C’est un retour symbolique. Les fruits, denrée sensible, avaient déserté les bassins Est de Marseille depuis quinze ans, faute de fiabilité des opérations portuaires. Contraint de passer par le nord de l’Europe pour approvisionner le sud de la France, Canavese a signé son grand retour à Marseille le 23 mars après avoir obtenu des garanties de CMA CGM, du port et de la manutention.
Aberration économique: les bananes cultivées en Côte d’Ivoire par Canavese et destinées aux trois mûrisseries d’Aubagne, de Marseille et de Valence transitent depuis quinze ans par Anvers et Dunkerque. Aussitôt débarqués du navire, les conteneurs réfrigérés repartaient en camion vers le sud de la France moyennant un surcoût de 1 000 €.

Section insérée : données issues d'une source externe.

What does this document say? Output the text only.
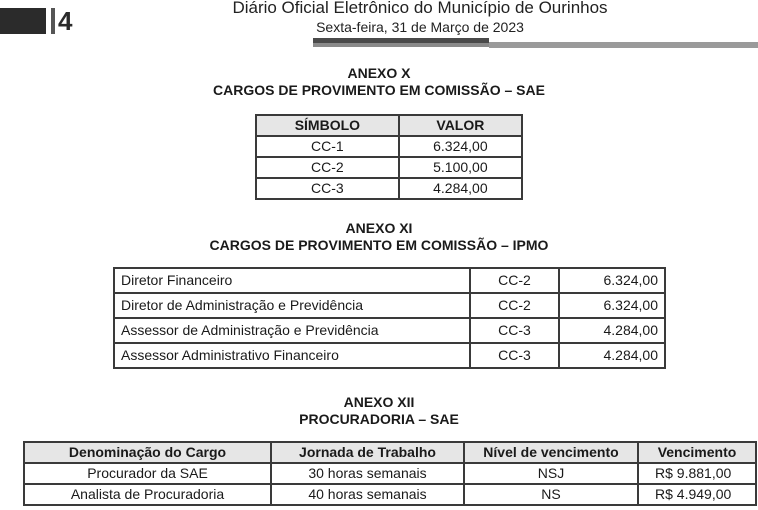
4	Diário Oficial Eletrônico do Município de Ourinhos
Sexta-feira, 31 de Março de 2023
ANEXO X
CARGOS DE PROVIMENTO EM COMISSÃO – SAE
SÍMBOLO	VALOR
CC-1	6.324,00
CC-2	5.100,00
CC-3	4.284,00
ANEXO XI
CARGOS DE PROVIMENTO EM COMISSÃO – IPMO
Diretor Financeiro	CC-2	6.324,00
Diretor de Administração e Previdência	CC-2	6.324,00
Assessor de Administração e Previdência	CC-3	4.284,00
Assessor Administrativo Financeiro	CC-3	4.284,00
ANEXO XII
PROCURADORIA – SAE
Denominação do Cargo	Jornada de Trabalho	Nível de vencimento	Vencimento
Procurador da SAE	30 horas semanais	NSJ	R$ 9.881,00
Analista de Procuradoria	40 horas semanais	NS	R$ 4.949,00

Avec le retour de la paix sociale à Marseille, le groupe aubagnais, qui produit chaque année 50 000 t de bananes, a décidé de basculer ses flux par la route naturelle, celle du Sud.
« Les fruits ne peuvent subir des aléas et la grande distribution a besoin d’un service fiable et régulier. Nous passions par les ports du Nord. Ce n’est pas logique du point de vue économique et écologique », explique Christian Métadier, directeur général Afrique de Canavese qui a signé une Charte CO2 avec l’Ademe (Agence de l’environnement et de la maîtreise de l’énergie).
Le producteur s’engage ainsi à importer en 2015, via Mourepiane, 2 000 conteneurs confiés à CMA CGM. « Depuis l’abandon du service Diams, il y avait un chaînon manquant entre Marseille et la côte occidentale africaine. Avec des flux en croissance en sortie de Côte d’Ivoire et du Cameroun, Canavese nous a incités à revenir. Nous serons à Marseille tous les mardis mais nous avons besoin de flux supplémentaires notamment en sortie d’Europe vers l’Afrique pour pérenniser l’escale », détaille Ludovic Rozan. Le vice-président des lignes Afrique de CMA CGM avoue, pour l’instant, qu’il « ne gagne pas d’argent ».
Le transit time, de trois semaines, ne sera pas plus court par la route Sud, la trentaine de conteneurs par navire étant transbordée à Tanger avant de repartir sur le service NAF (Afrique du Nord).
Canavese ne quitte pas pour autant le nord de l’Europe puisque 60 % de la production ivoirienne alimente l’Angleterre, Dunkerque et Anvers. Après le retour des fruits et légumes d’Israël à Fos en 2014, de Canavese en 2015, le port de Marseille se plaît à imaginer que la compagnie fruitière fera de même un jour. Basée elle aussi non loin des quais, elle opère ses navires depuis vingt ans à Port-Vendres.